Размер шрифта
-
+

Данбар - стр. 22

Флоренс было шестнадцать, когда умерла ее мать. Потом долгое время она ощущала, как ее существование ужималось вокруг пустоты, оставшейся после матери. В то же самое время значение смерти матери бесконтрольно расширялось, пока не вобрало в себя объяснения смены настроений преподавателей, вкуса пищи, цвета травы на газоне. Очень медленно, после года эмоционального паралича, позабытые воспоминания о матери начали возвращаться к ней в снах и в разговорах с людьми, которые помнили любимые словечки Кэтрин, ее интонации, ее жесты.

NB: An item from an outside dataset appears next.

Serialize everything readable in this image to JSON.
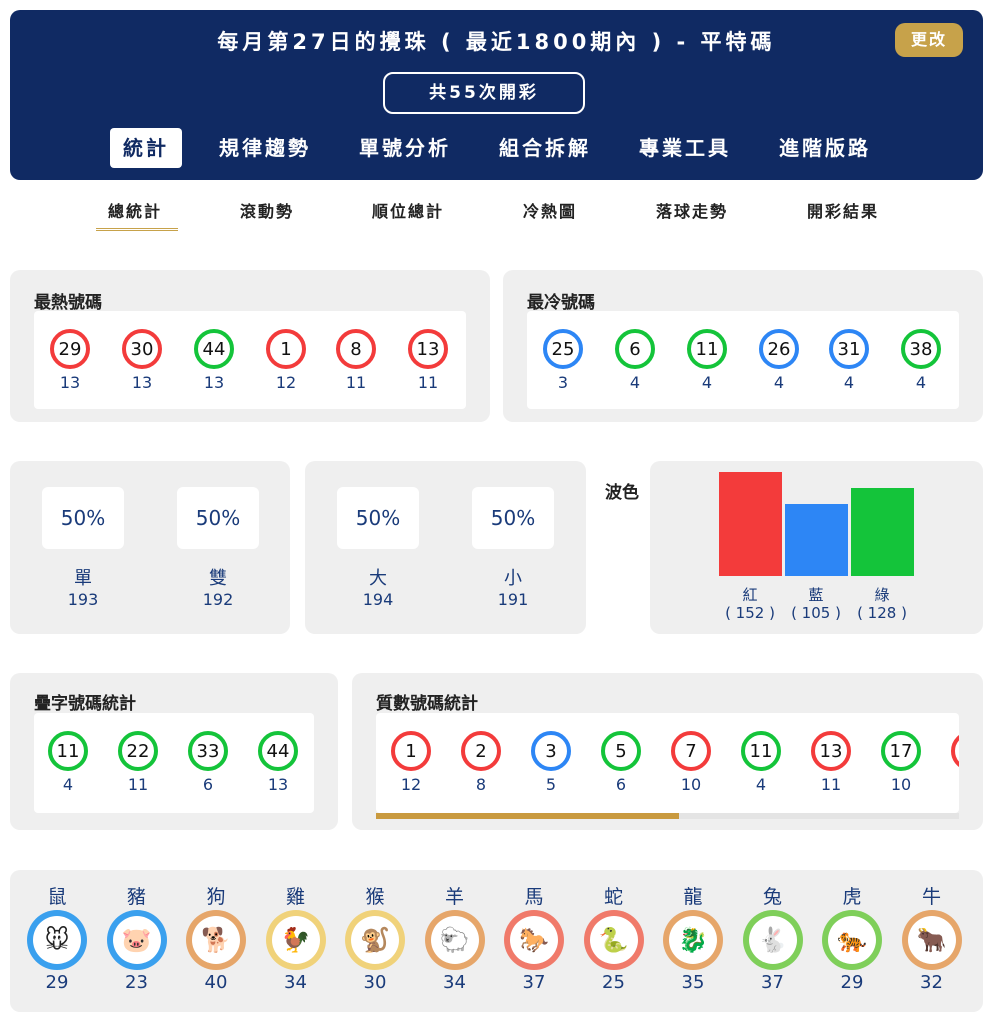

Мать вновь ожила в душе дочери. С Генри такого никогда не было. Его жена превратилась в застывшего идола, и Флоренс досталась забота увековечить ее душевные качества, которые он обожал. Это было то, к чему так привык Генри Данбар: слияние и поглощение, передача полномочий и ребрендинг. Произошло слияние живой Флоренс с призраком Кэтрин, которая в результате ребрендинга превратилась в компаньона, лучшего друга, добросердечную женщину и правопреемницу, чего так жаждала душа Данбара. И предпочтя мужа отцу, а своих детей – ближайшим кровным родственникам, она знала, как это выглядело в его глазах: как бессердечное разрушение последнего рубежа его обороны перед горьким осознанием того, что Кэтрин безвозвратно ушла. И зная темперамент отца, Флоренс даже не удивилась, что он решил обратить свое горе в ярость. Чего она не могла предвидеть, так это того, что он так долго будет противиться их примирению и что один из них скорее умрет, прежде чем они смогут достигнуть этого примирения. И даже когда отец метал громы и молнии и обзывал ее словами, которые она бы ему не простила никогда, если бы не считала эти вспышки гнева чем-то вроде приступов словесной эпилепсии, он отдавал себе отчет, что не может низвергнуть Флоренс в пропасть нищеты, коей она заслуживала. Хотя она и была, по меркам Данбара, нищенкой, денег у нее было довольно, чтобы не просить у него финансовой помощи. Она владела квартирой в Нью-Йорке, в которой сейчас находилась, она унаследовала деньги матери (которые, как он, проклиная свою бездумную щедрость, не уставал ей напоминать, она ему задолжала, как задолжала вообще все), и к тому же она была бенефициаром смежного трастового фонда, который он создал для своих детей и которым, как заверил его Уилсон, он не мог распоряжаться, как не мог исключить из него Флоренс. Она беспрекословно и не требуя возмещения вернула отцу свой пакет акций, унизив его своим бескорыстием.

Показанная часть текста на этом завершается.